Grace, Truth, And Tensions. . .

How do we balance it out? How can we maintain that tender balance between grace and truth that marked the life and ministry of our Savior, and must mark His bride, the Church?

I’ve been attempting to navigate that tender nexus over the last few days in the midst of making statements, receiving feedback (positive and negative), and responding to questions/comments from people who are personally dealing with the complex issues of the day with an earnest desire to faithfully follow Christ. Obviously, I don’t have it all figured out, but I’m eagerly pushing forward in an attempt to know more and more with each passing day.

Over the course of the last twelve hours, I’ve read some things that have caused to me to pause, read again, and then re-read several times over. They include a statement and two prayers.

The statement comes from Os Guinness, a keen and discerning student of history and culture who, I believe, is one of the sharpest “men of Issachar” of our day. In his book Renaissance: The Power of the Gospel However Dark the Times, Guinness offers some provocative analysis of what is happening both globally and in the West. Last night, I read these words from Guinness that I wish were not prophetic and true, but that I believe are accurate and relevant to the discussions we’ve been having over the last few days: “Soon, as the legalization and then normalization of polyamory, polygamy, pedophilia and incest follow the same logic as that of abortion and homosexuality, the socially destructive consequences of these trends will reverberate throughout society until the social chaos is beyond recovery. We can only pray there will be a return to God and sanity before the terrible sentence is pronounced: ‘God has given them over’ to the consequences of their own settled choices.”

Whether or not you agree or disagree with Guinness on this one, you would no doubt agree that we must be immersed in prayer as we navigate these difficult issues and discussions. In the last few hours, I’ve read two prayers that I think are timely.

The first comes from Guinness himself. It’s a prayer for the church. . .

High King of heaven,
Lord of the years and sovereign over time and history,
grant to us such an overpowering knowledge of who You are
that our trust in You may be unshakable.

Grant to us too a sufficient understanding
of the signs of the times in which we live
that we may know how
to serve Your purposes in our generation
and more truly be Your people in our world today.

To that end, O Lord, revive us again
and draw us closer to Yourself and to each other.

Where there is false contentment with our present condition,
sow in us a holy restlessness.

Where there is discouragement,
grant us fresh hearts.

Where there is despair,
be our hope again.

For Your sake
empower us to be Your salt and light in the world,
and thus Your force for the true human flourishing of Your shalom.
In the name of Jesus, Amen.

The second comes from Scotty Smith’s Everyday Prayers, a book that’s been a morning companion to me for a few years now. This prayer reminds me to seek a posture that truly brings glory to God. . .

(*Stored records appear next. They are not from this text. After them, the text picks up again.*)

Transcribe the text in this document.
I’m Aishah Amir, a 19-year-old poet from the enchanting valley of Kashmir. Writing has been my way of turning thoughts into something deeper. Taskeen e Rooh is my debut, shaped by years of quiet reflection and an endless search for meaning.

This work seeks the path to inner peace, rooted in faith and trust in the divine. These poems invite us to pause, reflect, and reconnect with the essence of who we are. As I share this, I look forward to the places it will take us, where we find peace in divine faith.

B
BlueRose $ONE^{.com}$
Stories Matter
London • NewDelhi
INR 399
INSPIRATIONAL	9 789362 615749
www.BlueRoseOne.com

“Let your gentleness be evident to all. The Lord is near.” – Philippians 4:5

Dear Lord Jesus, there is no one more gentle with me than you. There is no one as welcoming of sinners, as kind to the broken, or as understanding of the struggling as you. You are gentle, yet persistent; gentle, yet firm; gentle, yet so very powerful.

You’re like the perfect surgeon—the one I want working on me. You never get nervous, flustered, agitated, or hurried. You have a steady hand because of your steady heart. Oh, how I need you to do ongoing gospel surgery on me if I’m going to be a true gentle man—someone whose gentleness is evident to all, and not just evident to the people who are so easy for me to be with.

Gentle me when I’m behind slow drivers who stay in the fast lane. Gentle me when I face both fair and unfair criticism. Gentle me when I think things that are obvious to me ought to be obvious to everybody else. Gentle me when loud, boorish people invade “my” space—as though I have some inalienable right to an uninterrupted life. Gentle me when I whine about not getting a wifi signal.

Gentle me when I’m too tired to engage, but my wife really needs me to listen. Gentle me when I need a nap, but my grandson needs to play. Gentle me when someone gets the last cookie I was already planning on enjoying with a glass of milk. Gentle me when my exercise plans are disrupted because it’s too humid to run.

Gentle me when the vacation gets cut short by crises. Gentle me when friends keep making the same mistakes and foolish choices. Gentle me when the restaurant sends me home with the wrong takeout order. Gentle me when Satan starts condemning me for things I actually did, but for which you already paid my debt.

Gentle me when I start debating theology rather than loving the people who see things differently. Gentle me when I cannot fix the very people you never gave me to fix. Gentle me around people who fear the world more than they have confidence in your kingdom.

Lord Jesus, I praise you for being so very near to us. You are most near to us in the gospel; and ,in fact, you actually live in our hearts. You’re also near in terms of coming back to finish making all things new—a Day for which we long. May your nearness generate a much quicker repentance on my part. Please make me a gentle man, by the gospel and for your glory. So very Amen I pray, in your kind and loving name.